Is this of use, you may have to tweak it as its only a draft.


----------



## robgul

HOJ said:


> Is this of use, you may have to tweak it as its only a draft.


Thanks! That's brilliant and a great start - I'm going to make one from MDF to start with to see if it works rather than risk the birch ply cost. I assume that the marked dimensions are as the original item?

Progress may be slow as I'm backed with "orders" for stuff made from pallet timber that people want as Christmas presents! - I'll report back in due course.


----------



## Illy

With the end on diagram and the dimensions also quoted you can use sketchup to scale up to size and then read the various angles and other dimensions directly from sketchup. I did it for a designer chair design I wanted to copy. Step one is to import the picture into sketchup, I then traced over the components with the straight line tool on a new layer. If you tell sketchup the actual measurement of one dimension it will scale the whole thing up. You can then hide the photo layer, just leaving a fully dimensioned plan.

I'm not an expert with sketchup and there was a bit of trial and error (and consulting the internet) but the end result worked a treat - the chair looked exactly as it should. This sketchup technique is a method well worth learning on a wet and windy day when you don't fancy the garage !


----------



## robgul

Illy said:


> With the end on diagram and the dimensions also quoted you can use sketchup to scale up to size and then read the various angles and other dimensions directly from sketchup. I did it for a designer chair design I wanted to copy.
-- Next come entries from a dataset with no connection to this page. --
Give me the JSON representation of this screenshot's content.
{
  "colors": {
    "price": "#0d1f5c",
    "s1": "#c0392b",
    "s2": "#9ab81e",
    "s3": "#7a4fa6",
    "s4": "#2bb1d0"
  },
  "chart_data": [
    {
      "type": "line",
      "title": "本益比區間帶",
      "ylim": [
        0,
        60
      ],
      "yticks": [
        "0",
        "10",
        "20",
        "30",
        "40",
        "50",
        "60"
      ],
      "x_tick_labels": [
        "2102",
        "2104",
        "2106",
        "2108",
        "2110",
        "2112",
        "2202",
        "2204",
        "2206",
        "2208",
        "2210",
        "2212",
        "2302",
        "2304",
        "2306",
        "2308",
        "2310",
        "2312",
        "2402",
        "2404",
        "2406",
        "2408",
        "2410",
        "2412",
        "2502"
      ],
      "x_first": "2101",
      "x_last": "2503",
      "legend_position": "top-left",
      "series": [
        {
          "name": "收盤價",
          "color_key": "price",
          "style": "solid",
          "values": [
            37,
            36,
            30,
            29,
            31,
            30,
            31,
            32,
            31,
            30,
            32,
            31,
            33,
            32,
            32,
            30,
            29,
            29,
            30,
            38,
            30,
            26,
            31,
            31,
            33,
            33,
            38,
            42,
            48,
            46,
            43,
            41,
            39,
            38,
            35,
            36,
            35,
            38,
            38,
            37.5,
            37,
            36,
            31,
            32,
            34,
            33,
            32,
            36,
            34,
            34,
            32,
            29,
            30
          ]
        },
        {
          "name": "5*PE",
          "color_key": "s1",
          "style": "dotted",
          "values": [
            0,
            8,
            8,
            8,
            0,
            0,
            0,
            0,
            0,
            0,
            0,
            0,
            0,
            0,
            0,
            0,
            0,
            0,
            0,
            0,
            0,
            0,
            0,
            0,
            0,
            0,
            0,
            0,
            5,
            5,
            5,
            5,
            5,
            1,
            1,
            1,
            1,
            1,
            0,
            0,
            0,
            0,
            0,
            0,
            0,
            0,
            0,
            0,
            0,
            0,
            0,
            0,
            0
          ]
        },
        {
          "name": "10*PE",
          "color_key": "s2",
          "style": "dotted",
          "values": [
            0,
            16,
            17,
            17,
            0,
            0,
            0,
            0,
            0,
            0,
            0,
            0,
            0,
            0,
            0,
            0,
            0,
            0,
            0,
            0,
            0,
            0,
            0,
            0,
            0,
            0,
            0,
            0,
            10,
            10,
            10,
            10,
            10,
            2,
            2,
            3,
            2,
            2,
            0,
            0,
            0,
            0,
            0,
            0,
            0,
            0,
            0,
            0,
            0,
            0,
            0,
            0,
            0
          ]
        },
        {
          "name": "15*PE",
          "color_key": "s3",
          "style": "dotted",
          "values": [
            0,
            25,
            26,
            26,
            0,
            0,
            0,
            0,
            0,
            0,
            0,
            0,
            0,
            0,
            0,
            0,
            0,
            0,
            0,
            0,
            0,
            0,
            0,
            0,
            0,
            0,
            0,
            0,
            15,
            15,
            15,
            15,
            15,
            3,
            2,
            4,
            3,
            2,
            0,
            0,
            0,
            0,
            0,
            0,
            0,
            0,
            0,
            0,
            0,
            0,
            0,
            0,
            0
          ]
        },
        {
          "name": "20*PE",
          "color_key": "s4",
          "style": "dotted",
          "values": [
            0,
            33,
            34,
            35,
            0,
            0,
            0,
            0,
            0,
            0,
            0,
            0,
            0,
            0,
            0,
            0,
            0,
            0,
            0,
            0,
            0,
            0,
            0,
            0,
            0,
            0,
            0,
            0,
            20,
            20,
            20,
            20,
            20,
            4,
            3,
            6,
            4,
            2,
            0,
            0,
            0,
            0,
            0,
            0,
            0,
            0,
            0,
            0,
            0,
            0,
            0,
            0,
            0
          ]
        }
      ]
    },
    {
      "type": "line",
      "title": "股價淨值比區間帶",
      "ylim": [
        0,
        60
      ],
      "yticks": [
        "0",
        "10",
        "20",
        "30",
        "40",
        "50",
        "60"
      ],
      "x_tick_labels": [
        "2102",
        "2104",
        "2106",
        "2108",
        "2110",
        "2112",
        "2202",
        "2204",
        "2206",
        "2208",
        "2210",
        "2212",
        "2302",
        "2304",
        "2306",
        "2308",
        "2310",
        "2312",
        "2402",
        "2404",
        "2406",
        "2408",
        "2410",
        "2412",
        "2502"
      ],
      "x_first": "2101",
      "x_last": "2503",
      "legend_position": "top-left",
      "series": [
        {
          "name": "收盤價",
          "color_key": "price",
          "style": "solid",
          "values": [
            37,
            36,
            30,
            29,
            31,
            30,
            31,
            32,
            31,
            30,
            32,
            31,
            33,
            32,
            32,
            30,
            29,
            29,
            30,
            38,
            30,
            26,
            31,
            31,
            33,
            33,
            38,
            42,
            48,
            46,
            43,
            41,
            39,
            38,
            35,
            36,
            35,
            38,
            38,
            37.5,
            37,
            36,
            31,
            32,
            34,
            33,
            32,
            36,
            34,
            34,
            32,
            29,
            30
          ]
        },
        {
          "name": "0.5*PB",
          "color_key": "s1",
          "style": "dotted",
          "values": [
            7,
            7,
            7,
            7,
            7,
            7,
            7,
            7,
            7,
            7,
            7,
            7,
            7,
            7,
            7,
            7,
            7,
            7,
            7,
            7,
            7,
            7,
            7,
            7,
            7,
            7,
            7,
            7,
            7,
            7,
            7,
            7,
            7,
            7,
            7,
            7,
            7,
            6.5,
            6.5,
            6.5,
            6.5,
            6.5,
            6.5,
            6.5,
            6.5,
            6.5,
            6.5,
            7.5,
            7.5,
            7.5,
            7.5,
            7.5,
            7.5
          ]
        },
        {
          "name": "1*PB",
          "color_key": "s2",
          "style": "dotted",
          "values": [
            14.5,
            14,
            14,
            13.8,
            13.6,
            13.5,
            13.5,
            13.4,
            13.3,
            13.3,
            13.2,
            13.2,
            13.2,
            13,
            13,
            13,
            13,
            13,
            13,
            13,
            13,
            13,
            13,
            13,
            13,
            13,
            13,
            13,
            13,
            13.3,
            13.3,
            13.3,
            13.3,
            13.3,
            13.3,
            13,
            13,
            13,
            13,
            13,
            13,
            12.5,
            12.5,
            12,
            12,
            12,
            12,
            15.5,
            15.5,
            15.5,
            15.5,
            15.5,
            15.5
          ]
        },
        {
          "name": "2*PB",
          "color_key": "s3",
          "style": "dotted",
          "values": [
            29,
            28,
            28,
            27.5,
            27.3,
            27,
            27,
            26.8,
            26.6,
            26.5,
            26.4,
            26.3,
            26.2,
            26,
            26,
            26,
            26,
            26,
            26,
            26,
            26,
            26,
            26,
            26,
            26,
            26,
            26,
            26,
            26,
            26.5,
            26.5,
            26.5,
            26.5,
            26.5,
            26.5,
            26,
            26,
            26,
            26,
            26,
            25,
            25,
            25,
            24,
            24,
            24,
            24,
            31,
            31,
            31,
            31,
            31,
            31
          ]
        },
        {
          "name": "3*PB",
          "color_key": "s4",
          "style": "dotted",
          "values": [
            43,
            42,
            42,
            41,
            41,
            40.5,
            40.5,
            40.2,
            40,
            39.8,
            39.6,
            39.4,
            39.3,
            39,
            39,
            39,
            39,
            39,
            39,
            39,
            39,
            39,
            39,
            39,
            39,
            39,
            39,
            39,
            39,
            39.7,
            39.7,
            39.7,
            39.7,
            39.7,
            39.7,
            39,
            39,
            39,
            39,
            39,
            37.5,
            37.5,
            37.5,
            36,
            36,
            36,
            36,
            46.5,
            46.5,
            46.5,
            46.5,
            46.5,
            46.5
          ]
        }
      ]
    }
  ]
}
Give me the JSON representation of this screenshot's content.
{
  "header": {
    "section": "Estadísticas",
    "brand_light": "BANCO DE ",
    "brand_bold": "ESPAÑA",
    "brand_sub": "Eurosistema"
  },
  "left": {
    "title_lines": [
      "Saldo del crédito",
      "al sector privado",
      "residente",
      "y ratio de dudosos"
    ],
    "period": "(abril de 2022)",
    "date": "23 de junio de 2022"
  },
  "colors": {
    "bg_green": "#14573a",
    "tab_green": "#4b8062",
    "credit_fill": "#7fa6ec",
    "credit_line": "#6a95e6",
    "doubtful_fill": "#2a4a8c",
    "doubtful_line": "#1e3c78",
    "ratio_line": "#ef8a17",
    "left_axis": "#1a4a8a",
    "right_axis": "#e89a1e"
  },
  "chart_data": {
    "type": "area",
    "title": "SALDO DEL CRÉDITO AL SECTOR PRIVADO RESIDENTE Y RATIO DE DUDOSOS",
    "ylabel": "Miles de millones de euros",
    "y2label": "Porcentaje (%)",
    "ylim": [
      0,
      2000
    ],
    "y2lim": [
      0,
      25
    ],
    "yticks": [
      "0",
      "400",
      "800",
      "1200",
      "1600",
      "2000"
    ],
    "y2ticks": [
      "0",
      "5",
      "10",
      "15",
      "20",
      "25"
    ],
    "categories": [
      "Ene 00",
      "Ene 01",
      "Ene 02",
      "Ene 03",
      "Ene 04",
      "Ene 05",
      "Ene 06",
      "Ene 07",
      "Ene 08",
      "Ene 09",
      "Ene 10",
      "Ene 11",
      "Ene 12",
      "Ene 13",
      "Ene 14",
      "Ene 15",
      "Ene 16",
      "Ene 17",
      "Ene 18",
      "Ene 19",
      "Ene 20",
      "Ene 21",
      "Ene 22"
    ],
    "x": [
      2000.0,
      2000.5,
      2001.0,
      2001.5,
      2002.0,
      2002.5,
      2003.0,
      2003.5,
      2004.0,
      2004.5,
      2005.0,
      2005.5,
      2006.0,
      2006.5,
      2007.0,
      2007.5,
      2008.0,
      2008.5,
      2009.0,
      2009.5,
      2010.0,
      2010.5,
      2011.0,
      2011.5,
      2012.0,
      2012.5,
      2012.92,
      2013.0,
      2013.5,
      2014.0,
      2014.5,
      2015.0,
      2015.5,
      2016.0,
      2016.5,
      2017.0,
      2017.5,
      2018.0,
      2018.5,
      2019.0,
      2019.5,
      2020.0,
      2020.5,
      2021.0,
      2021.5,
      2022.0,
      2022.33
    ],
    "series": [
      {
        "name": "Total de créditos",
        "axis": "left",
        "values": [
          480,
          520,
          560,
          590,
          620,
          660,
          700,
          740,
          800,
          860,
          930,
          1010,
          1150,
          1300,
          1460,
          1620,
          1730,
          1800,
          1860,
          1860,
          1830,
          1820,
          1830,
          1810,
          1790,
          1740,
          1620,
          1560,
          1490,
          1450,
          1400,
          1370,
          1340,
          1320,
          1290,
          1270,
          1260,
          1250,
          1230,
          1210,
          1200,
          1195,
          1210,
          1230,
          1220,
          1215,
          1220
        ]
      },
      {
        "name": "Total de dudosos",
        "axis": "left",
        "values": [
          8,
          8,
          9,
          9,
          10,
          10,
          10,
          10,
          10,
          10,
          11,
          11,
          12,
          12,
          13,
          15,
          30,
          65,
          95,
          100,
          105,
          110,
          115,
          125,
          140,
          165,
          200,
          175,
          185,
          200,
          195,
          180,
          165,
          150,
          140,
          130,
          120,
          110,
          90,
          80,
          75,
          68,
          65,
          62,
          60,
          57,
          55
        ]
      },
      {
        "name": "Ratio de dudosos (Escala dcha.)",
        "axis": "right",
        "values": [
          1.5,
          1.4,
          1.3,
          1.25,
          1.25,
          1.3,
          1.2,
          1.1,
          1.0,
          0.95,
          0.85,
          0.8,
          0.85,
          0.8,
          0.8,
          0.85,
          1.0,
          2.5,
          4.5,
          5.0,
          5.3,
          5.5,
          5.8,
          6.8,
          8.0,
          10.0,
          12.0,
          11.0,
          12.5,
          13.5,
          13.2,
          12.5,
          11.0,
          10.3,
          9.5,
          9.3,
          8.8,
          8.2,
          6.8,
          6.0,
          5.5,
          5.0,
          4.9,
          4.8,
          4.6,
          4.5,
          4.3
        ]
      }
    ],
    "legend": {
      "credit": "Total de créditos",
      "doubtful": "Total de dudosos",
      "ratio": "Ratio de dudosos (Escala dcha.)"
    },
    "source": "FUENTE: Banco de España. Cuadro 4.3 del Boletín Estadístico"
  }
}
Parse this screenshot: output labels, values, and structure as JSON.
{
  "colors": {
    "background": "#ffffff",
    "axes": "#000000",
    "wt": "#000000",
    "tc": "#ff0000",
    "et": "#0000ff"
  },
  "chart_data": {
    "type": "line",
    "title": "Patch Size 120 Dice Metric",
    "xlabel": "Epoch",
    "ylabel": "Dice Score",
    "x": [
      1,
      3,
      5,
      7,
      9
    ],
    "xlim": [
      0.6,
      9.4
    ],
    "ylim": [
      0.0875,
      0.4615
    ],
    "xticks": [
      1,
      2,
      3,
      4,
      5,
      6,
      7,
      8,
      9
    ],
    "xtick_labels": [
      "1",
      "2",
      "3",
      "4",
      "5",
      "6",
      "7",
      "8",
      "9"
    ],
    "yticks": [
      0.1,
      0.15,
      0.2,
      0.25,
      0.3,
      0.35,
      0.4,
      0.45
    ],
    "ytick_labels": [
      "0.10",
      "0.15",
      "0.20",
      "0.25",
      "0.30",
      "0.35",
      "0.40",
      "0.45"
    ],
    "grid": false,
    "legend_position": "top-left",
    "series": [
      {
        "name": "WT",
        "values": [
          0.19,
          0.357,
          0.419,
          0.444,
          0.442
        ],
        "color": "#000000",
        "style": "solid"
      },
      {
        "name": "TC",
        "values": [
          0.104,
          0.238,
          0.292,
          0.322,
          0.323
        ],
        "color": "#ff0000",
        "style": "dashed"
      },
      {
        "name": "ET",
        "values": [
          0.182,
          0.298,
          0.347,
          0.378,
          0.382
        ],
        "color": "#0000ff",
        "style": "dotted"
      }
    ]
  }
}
Step one is to import the picture into sketchup, I then traced over the components with the straight line tool on a new layer. If you tell sketchup the actual measurement of one dimension it will scale the whole thing up. You can then hide the photo layer, just leaving a fully dimensioned plan.
> 
> I'm not an expert with sketchup and there was a bit of trial and error (and consulting the internet) but the end result worked a treat - the chair looked exactly as it should. This sketchup technique is a method well worth learning on a wet and windy day when you don't fancy the garage !



I think I'll need a lot of wet and windy days as my SketchUp knowledge is below zilch! - I shall persevere


----------